SCOTUS Punts on Key Census Case, Immigrant Advocates Vow to Fight Any Last-Minute Attempt to Exclude Undocumented Individuals from Count

New York, NY-This morning, the Supreme Court of the United States (SCOTUS) dodged a ruling on New York Immigration Coalition v. Trump, which challenged President Trump’s memo to exclude undocumented individuals from the 2020 Census count for the purposes of congressional apportionment. The New York Immigration Coalition, the ACLU, New York Civil Liberties Union, ACLU of Texas, ACLU of Southern California, Arnold & Porter, and partner plaintiffs brought the lawsuit in July. Previously, three separate lower courts ruled this memo is illegal, with one ruling that it is unconstitutional. Today, however, SCOTUS deemed the lawsuit premature. 
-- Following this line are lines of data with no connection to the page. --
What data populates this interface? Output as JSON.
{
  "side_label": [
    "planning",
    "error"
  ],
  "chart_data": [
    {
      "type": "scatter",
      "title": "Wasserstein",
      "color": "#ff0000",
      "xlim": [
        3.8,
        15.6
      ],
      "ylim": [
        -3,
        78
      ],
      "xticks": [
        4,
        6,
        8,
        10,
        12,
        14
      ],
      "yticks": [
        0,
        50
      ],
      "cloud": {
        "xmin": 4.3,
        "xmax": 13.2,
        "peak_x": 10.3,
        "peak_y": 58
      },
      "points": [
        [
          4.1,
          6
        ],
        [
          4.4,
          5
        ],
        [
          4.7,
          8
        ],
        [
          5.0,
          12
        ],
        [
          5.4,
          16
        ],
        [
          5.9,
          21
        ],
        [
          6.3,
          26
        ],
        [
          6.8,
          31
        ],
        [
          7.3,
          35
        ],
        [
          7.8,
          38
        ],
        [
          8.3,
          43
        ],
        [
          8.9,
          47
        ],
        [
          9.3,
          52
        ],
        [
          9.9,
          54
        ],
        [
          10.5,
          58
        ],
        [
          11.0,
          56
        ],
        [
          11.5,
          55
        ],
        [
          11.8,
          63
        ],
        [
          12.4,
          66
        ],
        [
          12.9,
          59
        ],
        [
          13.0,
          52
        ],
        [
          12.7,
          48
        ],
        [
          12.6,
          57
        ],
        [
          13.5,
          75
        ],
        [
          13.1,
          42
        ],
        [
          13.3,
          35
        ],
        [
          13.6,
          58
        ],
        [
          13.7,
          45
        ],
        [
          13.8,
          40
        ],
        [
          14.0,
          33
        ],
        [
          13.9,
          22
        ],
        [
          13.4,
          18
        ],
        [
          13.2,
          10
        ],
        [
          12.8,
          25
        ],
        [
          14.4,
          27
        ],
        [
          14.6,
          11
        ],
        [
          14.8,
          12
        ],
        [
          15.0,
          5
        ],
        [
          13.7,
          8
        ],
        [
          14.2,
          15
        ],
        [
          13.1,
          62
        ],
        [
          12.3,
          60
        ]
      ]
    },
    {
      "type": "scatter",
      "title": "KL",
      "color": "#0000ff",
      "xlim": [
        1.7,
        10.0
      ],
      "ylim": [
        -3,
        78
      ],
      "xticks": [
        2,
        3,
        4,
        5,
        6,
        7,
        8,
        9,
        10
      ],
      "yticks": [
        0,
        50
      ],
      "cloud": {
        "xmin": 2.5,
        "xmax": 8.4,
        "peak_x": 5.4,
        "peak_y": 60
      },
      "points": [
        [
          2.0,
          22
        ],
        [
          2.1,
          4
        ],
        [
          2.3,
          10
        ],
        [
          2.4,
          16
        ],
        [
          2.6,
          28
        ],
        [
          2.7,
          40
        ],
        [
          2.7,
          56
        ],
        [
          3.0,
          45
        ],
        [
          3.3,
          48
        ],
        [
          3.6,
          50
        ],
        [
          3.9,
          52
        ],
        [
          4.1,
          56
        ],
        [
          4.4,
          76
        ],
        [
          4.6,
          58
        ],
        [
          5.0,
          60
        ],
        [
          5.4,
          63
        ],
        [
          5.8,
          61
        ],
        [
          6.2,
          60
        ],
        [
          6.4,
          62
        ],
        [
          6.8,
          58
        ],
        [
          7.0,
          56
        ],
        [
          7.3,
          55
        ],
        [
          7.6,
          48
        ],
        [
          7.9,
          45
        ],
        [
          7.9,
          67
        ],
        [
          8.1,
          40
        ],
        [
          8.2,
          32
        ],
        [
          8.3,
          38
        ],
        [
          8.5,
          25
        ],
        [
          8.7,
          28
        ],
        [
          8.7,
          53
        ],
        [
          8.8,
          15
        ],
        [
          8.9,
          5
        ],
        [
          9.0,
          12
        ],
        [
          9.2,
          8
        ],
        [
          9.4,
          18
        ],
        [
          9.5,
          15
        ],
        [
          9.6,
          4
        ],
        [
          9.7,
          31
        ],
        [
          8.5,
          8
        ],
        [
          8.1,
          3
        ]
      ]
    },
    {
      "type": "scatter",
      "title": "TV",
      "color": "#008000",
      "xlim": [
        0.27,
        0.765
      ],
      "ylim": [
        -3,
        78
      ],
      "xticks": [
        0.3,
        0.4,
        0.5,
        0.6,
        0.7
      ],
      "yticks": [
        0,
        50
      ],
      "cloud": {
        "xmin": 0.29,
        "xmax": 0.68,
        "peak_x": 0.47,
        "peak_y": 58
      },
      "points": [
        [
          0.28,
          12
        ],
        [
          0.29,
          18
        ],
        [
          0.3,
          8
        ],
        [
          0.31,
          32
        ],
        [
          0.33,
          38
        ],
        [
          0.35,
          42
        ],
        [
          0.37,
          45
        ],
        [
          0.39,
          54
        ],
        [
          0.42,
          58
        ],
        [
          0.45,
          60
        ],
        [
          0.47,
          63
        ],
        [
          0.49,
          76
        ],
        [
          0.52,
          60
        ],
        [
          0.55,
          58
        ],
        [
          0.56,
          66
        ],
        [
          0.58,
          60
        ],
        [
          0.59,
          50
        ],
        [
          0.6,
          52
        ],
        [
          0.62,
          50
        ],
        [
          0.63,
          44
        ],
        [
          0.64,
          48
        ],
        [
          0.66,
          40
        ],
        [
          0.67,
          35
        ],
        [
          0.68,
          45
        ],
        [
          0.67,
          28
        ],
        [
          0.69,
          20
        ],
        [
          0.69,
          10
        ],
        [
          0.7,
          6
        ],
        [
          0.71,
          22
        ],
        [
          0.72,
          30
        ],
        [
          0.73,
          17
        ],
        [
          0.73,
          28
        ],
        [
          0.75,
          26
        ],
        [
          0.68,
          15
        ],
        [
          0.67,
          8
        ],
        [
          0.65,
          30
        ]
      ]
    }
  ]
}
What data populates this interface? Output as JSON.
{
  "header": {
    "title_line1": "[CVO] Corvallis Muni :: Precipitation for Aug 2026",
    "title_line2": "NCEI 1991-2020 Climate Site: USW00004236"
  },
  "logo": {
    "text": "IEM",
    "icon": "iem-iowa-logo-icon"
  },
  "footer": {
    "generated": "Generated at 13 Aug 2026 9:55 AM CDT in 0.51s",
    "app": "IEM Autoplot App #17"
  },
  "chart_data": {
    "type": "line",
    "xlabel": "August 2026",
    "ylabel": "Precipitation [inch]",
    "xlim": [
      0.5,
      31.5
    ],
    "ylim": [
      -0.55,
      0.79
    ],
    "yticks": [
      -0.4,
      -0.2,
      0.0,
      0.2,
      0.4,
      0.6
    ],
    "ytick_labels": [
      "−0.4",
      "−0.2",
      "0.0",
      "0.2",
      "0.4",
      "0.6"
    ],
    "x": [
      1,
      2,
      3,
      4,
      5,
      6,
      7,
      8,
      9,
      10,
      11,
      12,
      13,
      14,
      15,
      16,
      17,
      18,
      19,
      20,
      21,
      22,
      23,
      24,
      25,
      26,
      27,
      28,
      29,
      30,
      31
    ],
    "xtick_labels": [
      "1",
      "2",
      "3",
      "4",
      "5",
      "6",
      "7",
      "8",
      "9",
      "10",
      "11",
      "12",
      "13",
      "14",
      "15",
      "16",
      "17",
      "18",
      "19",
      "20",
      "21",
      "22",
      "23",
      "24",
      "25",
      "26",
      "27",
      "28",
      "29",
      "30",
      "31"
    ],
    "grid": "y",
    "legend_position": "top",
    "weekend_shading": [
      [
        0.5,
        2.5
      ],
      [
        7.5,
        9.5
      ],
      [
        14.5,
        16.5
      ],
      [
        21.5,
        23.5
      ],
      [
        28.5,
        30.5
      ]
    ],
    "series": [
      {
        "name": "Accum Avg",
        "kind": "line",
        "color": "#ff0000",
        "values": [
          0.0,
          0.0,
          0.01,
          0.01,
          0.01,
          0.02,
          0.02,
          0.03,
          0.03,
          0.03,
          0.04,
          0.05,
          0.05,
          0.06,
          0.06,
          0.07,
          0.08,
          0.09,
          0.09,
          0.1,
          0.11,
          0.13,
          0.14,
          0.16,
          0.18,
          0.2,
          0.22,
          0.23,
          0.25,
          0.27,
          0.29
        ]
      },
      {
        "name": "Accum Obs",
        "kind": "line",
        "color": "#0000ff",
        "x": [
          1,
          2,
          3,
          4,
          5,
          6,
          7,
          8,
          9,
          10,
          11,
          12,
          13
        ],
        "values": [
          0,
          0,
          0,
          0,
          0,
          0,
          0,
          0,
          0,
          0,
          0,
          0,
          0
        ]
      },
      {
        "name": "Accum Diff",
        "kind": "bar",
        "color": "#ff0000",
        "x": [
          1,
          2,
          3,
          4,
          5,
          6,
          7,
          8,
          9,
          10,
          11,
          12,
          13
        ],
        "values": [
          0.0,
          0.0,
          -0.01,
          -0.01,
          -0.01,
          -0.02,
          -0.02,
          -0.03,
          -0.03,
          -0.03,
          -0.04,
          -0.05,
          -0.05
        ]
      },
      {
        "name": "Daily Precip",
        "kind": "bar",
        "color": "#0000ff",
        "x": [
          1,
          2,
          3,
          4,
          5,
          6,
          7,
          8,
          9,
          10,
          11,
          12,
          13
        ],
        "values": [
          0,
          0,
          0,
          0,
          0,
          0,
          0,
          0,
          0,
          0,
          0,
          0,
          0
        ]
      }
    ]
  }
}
In response to SCOTUS declining to rule on the merits of President Trump’s memo, Murad Awawdeh and Rovika Rajkishun, interim Co-Executive Directors of the New York Immigration Coalition, issued the following statement.

“The Supreme Court’s ruling today changes nothing in our battle to defend the personhood of our communities. Should the Trump administration see this as an invitation to exclude our immigrant communities from the constitutionally mandated 2020 Census count of every ‘person’ in America, we will sue them in court, again. We refuse to let this White House deny our very personhood or cruelly withhold from New Yorkers the resources due to them that we need to rebuild in the wake of a global pandemic and economic recession.”